EME 812
Utility Solar Power and Concentration

9.1. Options for energy storage


9.1. Options for energy storage

Because solar energy supply is variable in time, energy storage is an important issue. Energy storage is used to collect the energy generated by the solar conversion systems (thermal or photovoltaic) in order to release it later on demand. This can be a situation when sufficient power is produced during the day, and stored energy is used during the night. Also, when insolation conditions are ideal, the solar system may produce enough power for the target application, but on dull days, direct energy supply from collectors is diminished, and the energy from the storage is used to compensate the deficit. Energy storage devices help to smooth out differences and minor fluctuations in energy supply caused by shading, passing clouds, etc. Development of efficient and cost-effective energy storage is considered the main bottleneck of the universal development of solar systems.
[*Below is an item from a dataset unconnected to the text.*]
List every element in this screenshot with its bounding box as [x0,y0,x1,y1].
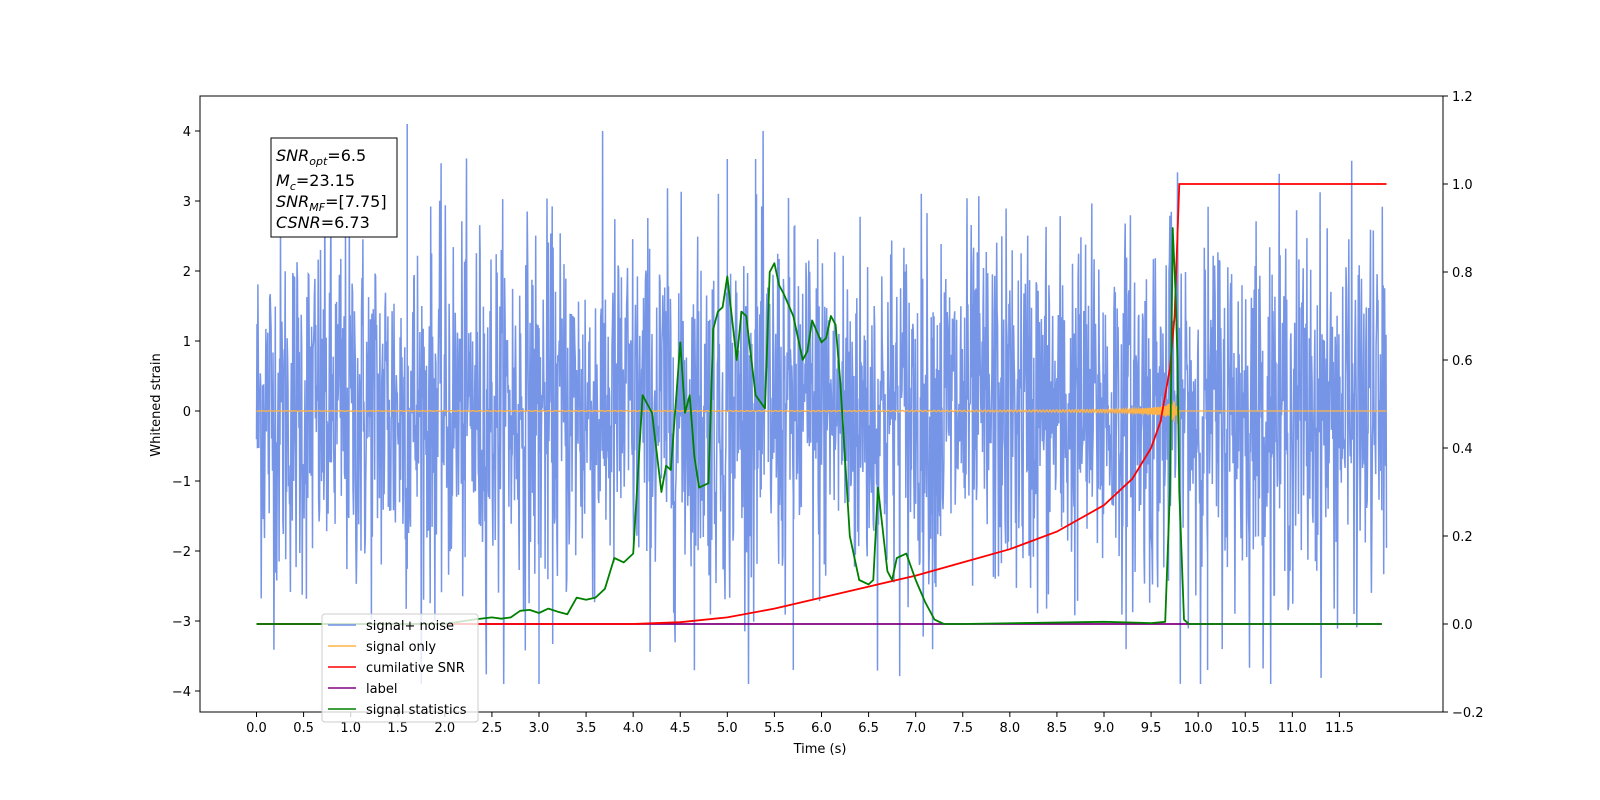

There are quite a few different technology options for energy storage, which are briefly outlined below:

  1. Grid. For grid connected solar systems, the most natural and cost-effective way would be to store energy in the grid. The main idea here is that the DC power from a solar facility (array or farm) is converted to AC power and is fed to the grid and further on is used for on-site or off-site applications. This way, the grid acts as the medium that collects energy from different power-making facilities (renewable or non-renewable) and redistributes it as necessary. Since a grid does not really represent a separate system that is part of a solar plant, it will not be discussed further in this lesson.
  2. Fluid. Fluid-based storage is typically used with solar thermal systems. Unlike grid, which stores electrical energy, fluids store thermal energy. Fluids, such as water, oil, molten salt or others act as a medium for absorbing heat. The main idea is that the solar radiation heats the heat-transfer fluid which is accumulated in the tank. The tank is insulated, so the hot fluid keeps its temperature for a substantial period of time. When needed, the heated fluid is used in a heat-exchanger to produce steam for the electric generator. This type of thermal energy storage was discussed in more detail in Lesson 8.
  3. Battery. A battery is an electrochemical device that stores chemical energy in internal components and releases energy as electricity, which is generated through electrochemical reactions. Batteries are reversible, i.e., can be charged and discharged, and the parameters of these processes are regulated to avoid damage by overcharging or over-discharging. Battery life is expressed in number of charge-discharge cycles. There are many different types of batteries, some of which will be discussed further in this lesson.
  4. Hydrogen. The idea behind hydrogen storage is that electricity generated by solar PV systems can be used to electrolyze water - to split it to hydrogen and oxygen. Further, hydrogen gas is collected and can be used as a fuel. One of the highly efficient devices "converting" hydrogen back to electricity is H2/O2 fuel cell, which has zero carbon footprint during operation.
  5. Compressed air. In this case, the electrical energy produced by a PV solar system is used to run compressors to compress massive amounts of air and store it in underground, above-ground, or underwater containers. Later on, when energy is needed, the air is decompressed and is supplied to a turbine to generate electricity. Compressed air energy systems (CAES) promise high efficiencies, although this technology is not yet widely implemented.
  6. Pumped storage hydropower. The available energy can be used to pump water into an elevated reservoir for storage. When power is needed, the water can be discharged under gravity to run a turbine, which is connected to a generator to produce electricity. The same as compressed air systems, the pumped storage technology has high energy return on investment, although it may require special topographical conditions and water availability in order to be used.

All of the above options for energy storage should be employed with understanding the facility needs and capacity. What energy storage is efficient for small residential systems may be insufficient or too costly when scaled up to the utility-size systems. Determining capacity of energy storage for a particular solar project is an important technical and economic issue. For example, if the capacity of the storage is too large compared to the energy produced by the solar conversion facility, the total system cost will be unnecessarily increased. On the contrary, if the capacity of the storage is too small, that leads to energy dumping and overall unsatisfactory plant performance.

In the following sections, we will discuss different energy storage options that can be possibly applied to utility scale solar systems.